Lo que un viejo jamás olvida.

Hace treinta y dos años, los techos de tejas de barro, los muros de bahareque y el 40% del centro histórico de Popayán, se vinieron abajo después de que un sismo de 5.5 grados sacudiera la ciudad. Lilia Gómez, una mujer anciana oriunda de Popayán, cuenta cómo lo vivió. 

 

Por: Alexandra García Manzano

 

En el nombre del padre, del hijo y del espíritu santo. Se persigna apresuradamente igual que aquel jueves santo del ochenta y tres en el que la tierra rugió y la ciudad blanca quedó hecha escombros.
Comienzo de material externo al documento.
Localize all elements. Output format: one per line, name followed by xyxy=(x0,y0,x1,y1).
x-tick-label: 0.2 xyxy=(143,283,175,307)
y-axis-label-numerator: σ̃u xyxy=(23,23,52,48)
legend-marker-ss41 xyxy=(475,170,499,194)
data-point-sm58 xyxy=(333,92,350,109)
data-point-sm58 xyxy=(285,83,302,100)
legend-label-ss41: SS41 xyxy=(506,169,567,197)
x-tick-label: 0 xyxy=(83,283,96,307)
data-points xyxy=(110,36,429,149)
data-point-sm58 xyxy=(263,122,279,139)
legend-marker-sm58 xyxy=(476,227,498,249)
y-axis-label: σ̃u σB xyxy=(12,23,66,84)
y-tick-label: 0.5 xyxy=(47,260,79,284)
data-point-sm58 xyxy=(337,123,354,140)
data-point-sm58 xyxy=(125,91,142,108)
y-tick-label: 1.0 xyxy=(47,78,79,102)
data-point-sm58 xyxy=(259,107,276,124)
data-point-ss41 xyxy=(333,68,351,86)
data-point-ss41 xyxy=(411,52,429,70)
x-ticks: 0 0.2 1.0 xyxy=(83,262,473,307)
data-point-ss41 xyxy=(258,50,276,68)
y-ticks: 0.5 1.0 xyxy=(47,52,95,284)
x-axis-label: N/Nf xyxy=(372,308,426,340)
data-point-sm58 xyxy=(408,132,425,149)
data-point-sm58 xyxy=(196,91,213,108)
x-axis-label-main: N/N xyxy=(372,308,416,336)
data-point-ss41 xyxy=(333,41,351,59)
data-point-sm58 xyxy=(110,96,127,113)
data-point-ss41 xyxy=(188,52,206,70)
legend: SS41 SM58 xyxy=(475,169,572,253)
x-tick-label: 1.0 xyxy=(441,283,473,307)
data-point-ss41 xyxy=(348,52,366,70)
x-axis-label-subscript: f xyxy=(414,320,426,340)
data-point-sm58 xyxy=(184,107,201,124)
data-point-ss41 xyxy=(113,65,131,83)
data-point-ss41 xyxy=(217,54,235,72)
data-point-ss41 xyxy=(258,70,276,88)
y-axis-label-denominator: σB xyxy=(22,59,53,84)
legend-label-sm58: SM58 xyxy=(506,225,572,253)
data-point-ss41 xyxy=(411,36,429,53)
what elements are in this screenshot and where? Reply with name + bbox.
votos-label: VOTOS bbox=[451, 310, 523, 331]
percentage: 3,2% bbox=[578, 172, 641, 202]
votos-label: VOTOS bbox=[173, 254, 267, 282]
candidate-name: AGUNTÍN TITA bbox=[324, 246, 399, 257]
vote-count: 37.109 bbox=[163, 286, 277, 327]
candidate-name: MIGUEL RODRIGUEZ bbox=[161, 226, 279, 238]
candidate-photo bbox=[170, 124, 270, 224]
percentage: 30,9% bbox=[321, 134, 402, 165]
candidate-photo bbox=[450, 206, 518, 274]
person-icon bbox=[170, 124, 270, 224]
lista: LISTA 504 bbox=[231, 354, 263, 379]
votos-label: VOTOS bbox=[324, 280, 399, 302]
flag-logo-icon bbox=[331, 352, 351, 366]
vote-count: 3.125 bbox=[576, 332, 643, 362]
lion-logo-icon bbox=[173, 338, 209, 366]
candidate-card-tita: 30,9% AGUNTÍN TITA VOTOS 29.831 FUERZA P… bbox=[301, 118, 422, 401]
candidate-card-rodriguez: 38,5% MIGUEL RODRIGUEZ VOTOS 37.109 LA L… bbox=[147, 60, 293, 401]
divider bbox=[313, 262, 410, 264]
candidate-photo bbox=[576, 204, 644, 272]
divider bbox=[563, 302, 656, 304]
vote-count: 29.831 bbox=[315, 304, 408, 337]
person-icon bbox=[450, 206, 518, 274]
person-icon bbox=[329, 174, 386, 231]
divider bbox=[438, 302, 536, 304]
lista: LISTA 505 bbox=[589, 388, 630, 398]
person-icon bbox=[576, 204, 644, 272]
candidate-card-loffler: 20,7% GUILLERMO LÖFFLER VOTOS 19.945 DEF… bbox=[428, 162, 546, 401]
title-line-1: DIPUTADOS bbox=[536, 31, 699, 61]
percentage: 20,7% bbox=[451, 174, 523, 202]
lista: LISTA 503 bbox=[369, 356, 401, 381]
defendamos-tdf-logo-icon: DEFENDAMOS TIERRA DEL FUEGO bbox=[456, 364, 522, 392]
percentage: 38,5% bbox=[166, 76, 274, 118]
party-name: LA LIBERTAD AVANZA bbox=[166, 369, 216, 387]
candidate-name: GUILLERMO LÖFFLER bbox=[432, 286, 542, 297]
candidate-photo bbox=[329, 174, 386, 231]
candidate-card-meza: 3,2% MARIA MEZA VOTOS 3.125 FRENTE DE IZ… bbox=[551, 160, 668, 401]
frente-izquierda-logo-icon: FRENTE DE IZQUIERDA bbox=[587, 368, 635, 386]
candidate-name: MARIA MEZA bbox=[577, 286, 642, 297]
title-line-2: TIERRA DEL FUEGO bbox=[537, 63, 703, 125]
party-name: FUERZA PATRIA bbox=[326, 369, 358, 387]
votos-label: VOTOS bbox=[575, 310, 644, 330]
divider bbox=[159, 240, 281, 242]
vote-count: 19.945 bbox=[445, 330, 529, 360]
Lilia recuerda, con lágrimas en los ojos, el terremoto de Popayán. 

Con los ojos cristalinos y su mano derecha apretando un pañuelo me cuenta cómo cuando la naturaleza decidió enfurecer, ella estaba declamando un discurso malhumorado  a mi abuelo.  Lilia Gómez de Manzano, es una mujer de ochenta y seis años, profesora jubilada, madre de cinco hijos, abuela de once nietos y viuda de Gustavo Manzano, también profesor, padre y abuelo de la familia. 

El escritor de cartas, el profesor revolucionario, el adepto liberal; mi abuelo había despertado temprano esa mañana del treinta y uno de marzo para organizar los libros empolvados,  que por meses, estuvieron dentro de cajas  y sacaron de quicio a mi abuela. A Gustavo le dio por revolcar ese polvero en pleno jueves santo, me dice, mientras se frota un anillo que tiene en el dedo corazón de su mano izquierda, como si así los recuerdos se hicieran más claros.

 

 

 

Como buena católica mi abuela se disponía a ir, en compañía de mi abuelo, a la misa de la catedral situada en el centro histórico de Popayán, a unas once cuadras de la casa. Lilia estaba vestida y arreglada desde muy temprano, lista para salir. Gustavo aún en pijama terminaba de limpiar y apilar los libros en la  biblioteca. Una de mis tías y mi mamá, dormían en las primeras habitaciones de la casa, las que dan hacia la calle. La noche anterior habían estado de fiesta. 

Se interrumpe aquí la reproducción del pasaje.